About 133,000 Michigan residents remain under a boil water advisory after water flow was restored in the state following a massive water main break over the weekend.
On Saturday, almost 935,000 people in southeastern Michigan were advised to boil their drinking water afteron a 120-inch water main that distributes finished drinking water from the Lake Huron Water Treatment Facility.
On Sunday, the Great Lake Water Authority announced that at least some water pressure was restored to all communities – noting that water flow is still not at normal levels, but will be sufficient enough to use for sanitary purposes.
Crews were able to restore the water flow by making changes in the direction that water is pumped in the transmission system, GLWA said in a news release.
On Sunday the boil advisory was lifted in most areas, but remained in effect for 133,000 resident in Almont, Bruce Township, Burtchville Township, Imlay City, Rochester, Shelby Township and Washington Township, the GLWA said.
Residents in those areas are being advised to not drink the water without boiling it first until further notice as water authorities await results from sampling to verify the water is safe to drink.

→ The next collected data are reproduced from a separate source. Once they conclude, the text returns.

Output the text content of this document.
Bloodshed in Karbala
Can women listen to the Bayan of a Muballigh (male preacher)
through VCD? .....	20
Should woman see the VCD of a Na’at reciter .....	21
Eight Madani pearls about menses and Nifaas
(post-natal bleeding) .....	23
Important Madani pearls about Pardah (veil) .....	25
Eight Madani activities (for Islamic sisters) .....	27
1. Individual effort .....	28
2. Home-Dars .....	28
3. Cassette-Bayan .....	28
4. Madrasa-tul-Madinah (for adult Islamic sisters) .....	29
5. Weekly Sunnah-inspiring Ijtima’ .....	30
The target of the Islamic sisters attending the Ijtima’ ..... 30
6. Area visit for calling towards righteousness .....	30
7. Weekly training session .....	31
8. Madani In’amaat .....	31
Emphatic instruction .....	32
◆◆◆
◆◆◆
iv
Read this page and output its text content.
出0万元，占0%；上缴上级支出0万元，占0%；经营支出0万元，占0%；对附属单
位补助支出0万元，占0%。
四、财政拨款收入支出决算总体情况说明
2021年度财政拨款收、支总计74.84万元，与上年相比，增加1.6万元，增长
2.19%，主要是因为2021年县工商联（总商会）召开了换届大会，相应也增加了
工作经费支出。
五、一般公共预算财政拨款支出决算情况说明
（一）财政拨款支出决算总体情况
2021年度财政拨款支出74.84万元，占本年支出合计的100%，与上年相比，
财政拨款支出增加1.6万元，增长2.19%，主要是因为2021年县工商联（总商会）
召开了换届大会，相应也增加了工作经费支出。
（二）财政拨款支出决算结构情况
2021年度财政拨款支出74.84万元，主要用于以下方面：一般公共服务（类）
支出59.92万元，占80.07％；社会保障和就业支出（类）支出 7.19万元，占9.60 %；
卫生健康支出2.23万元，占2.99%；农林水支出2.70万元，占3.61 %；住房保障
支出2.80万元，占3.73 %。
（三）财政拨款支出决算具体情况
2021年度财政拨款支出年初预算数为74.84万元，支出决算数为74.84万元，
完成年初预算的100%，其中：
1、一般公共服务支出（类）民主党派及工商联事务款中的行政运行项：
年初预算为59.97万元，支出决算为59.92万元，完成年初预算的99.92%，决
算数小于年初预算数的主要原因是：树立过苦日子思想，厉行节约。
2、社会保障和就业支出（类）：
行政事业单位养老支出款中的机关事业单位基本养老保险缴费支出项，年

Water authorities expect the pipeline to be returned to service in two weeks following repairs and water quality testing. Crews have already isolated the break and started the process of removing water from the site using eight-inch pumps, and the replacement pipe is already on it's way from Texas, the GLWA said.
"GLWA understands the real-life impact that this water main break is having on the hundreds of thousands of people in the affected communities, and we truly appreciate their patience and understanding as we work to implement the necessary repairs," Suzanne R. Coffey, GLWA chief executive officer, said in a statement. "I am grateful for the GLWA team who has been working tirelessly to restore water pressure to all communities and working as quickly as possible to restore service."
On Sunday morning, Michigan Gov. Gretchen Whitmer declared a state of emergency for Lapeer, Macomb, Oakland, and St. Clair counties to ensure residents in the affected areas have access to drinking water.
"We are drawing on every resource we have and taking every action necessary to get impacted families the help they need," Whitmer said in a statement. "On Saturday, I activated the State Emergency Operations Center to coordinate our response efforts, and with today's state of emergency declaration, we are ensuring that state resources will be available as long as the impacted communities need them. In times of crisis, Michiganders stand together. We will do what it takes to get through this."